AFERSM-Net: Joint Network for Gesture Recognition and Location Classification

Authors

Keywords:

Gesture recognition, Location classification, Noise reduction, Feature extraction, Deep learning

Abstract

With the widespread deployment of wireless communication systems and smart devices, gesture recognition and indoor location classification technologies based on WiFi wireless devices are increasingly used. Its technical principle is to identify human activities and locations by extracting gesture and location features from WiFi channel state information (CSI). However, the signal is susceptible to interference from the environment during CSI data acquisition to produce multipath effect noise, and the amplitude change with the change of location often affects the extraction and recognition of gesture features. To address these problems, Auxiliary Feature Extraction based Residual Shrinkage Multi-tasking Network (AFERSM-Net) is proposed for gesture recognition and position classification of one-dimensional multivariate time series. AFERSM-Net is a hybrid architecture that combines CNN for spatial feature extraction and LSTM networks for capturing temporal dependencies.
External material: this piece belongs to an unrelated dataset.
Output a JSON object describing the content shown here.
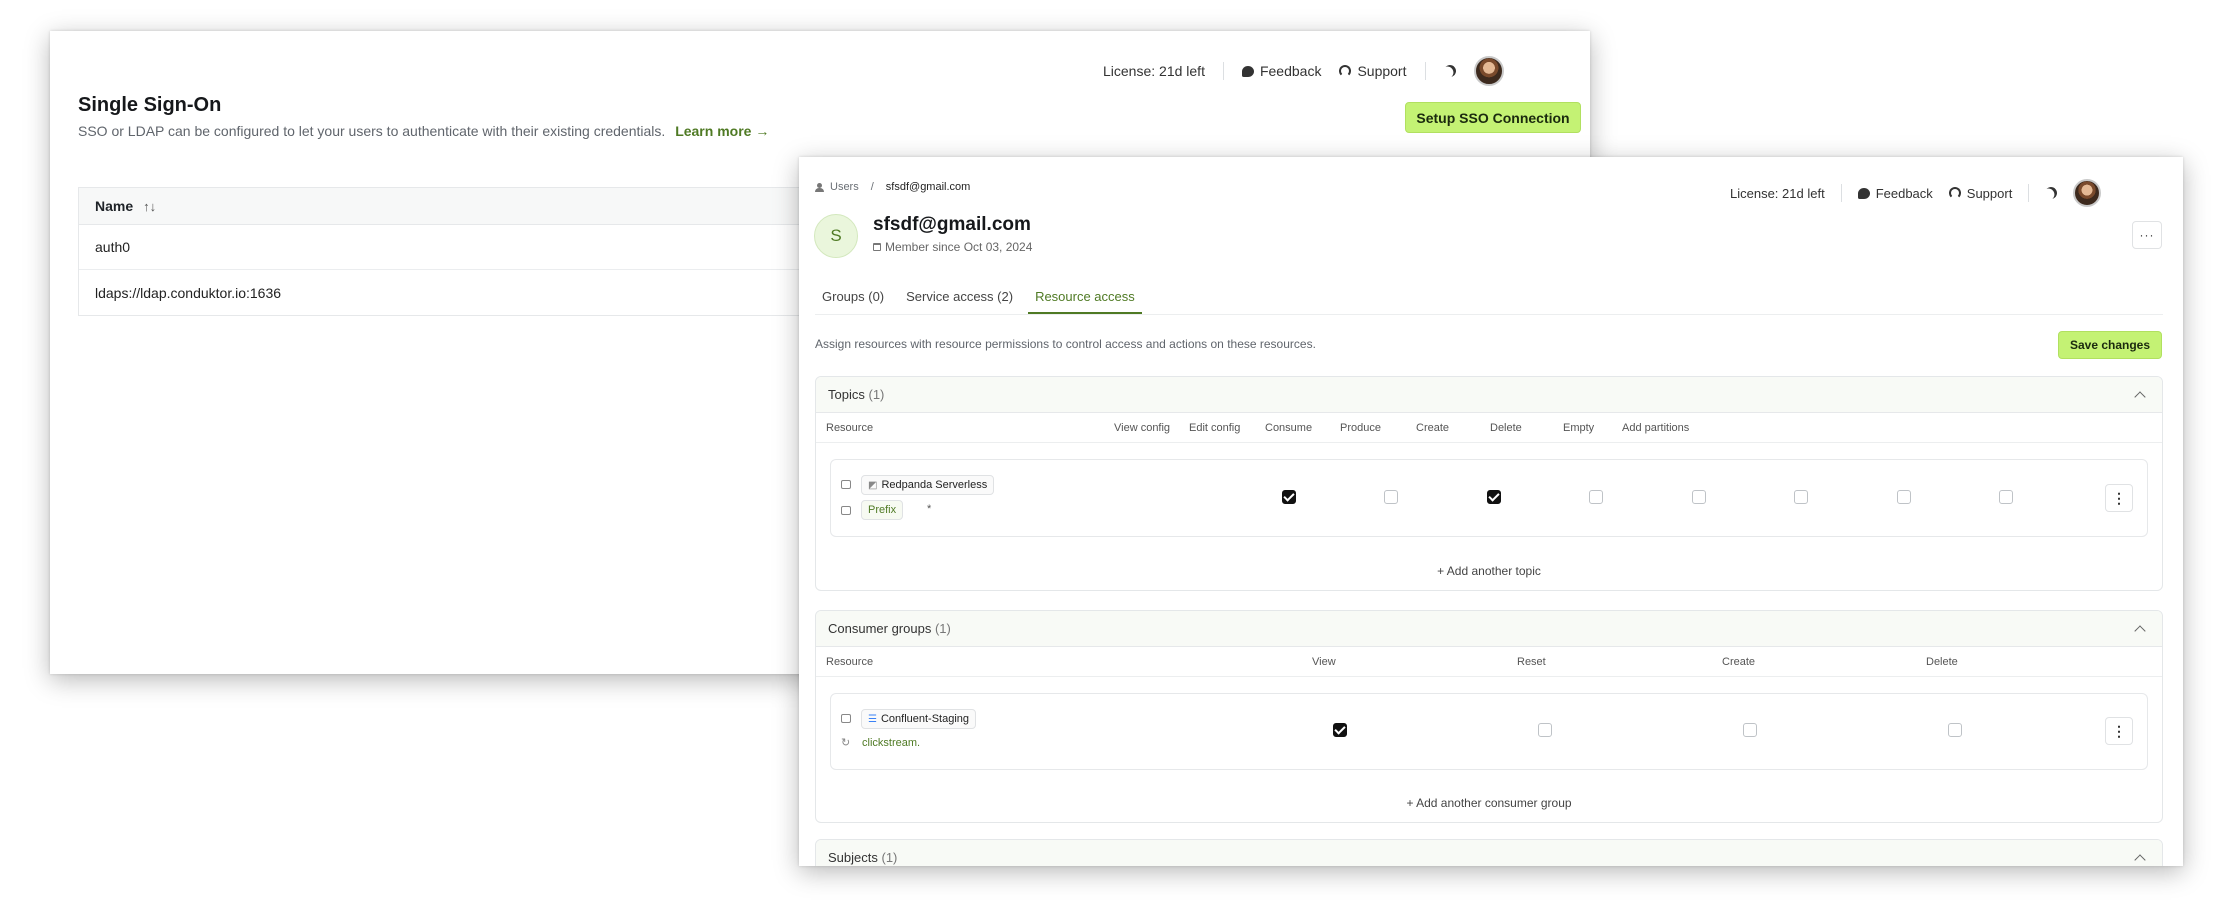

Firstly, a reasonable threshold is set adaptively by the shrinkage module to dynamically identify and eliminate the transformed environmental noise. Secondly, the feature extraction module is used to focus on and extract location-independent gesture features to reduce the influence of location-independent features. Finally, the gesture features extracted by the feature extraction module are fused with the shared features of the residual shrinkage multi-tasking network as an aid. Its module fusion is mainly used to improve the accuracy of gesture recognition and solve the problem of insufficient model generalization ability. We evaluated this network on a dual-labeled gesture and location dataset, an the gesture recognition accuracy was 97.84% and the location classification accuracy was 98.92%, which outperformed other advanced network frameworks.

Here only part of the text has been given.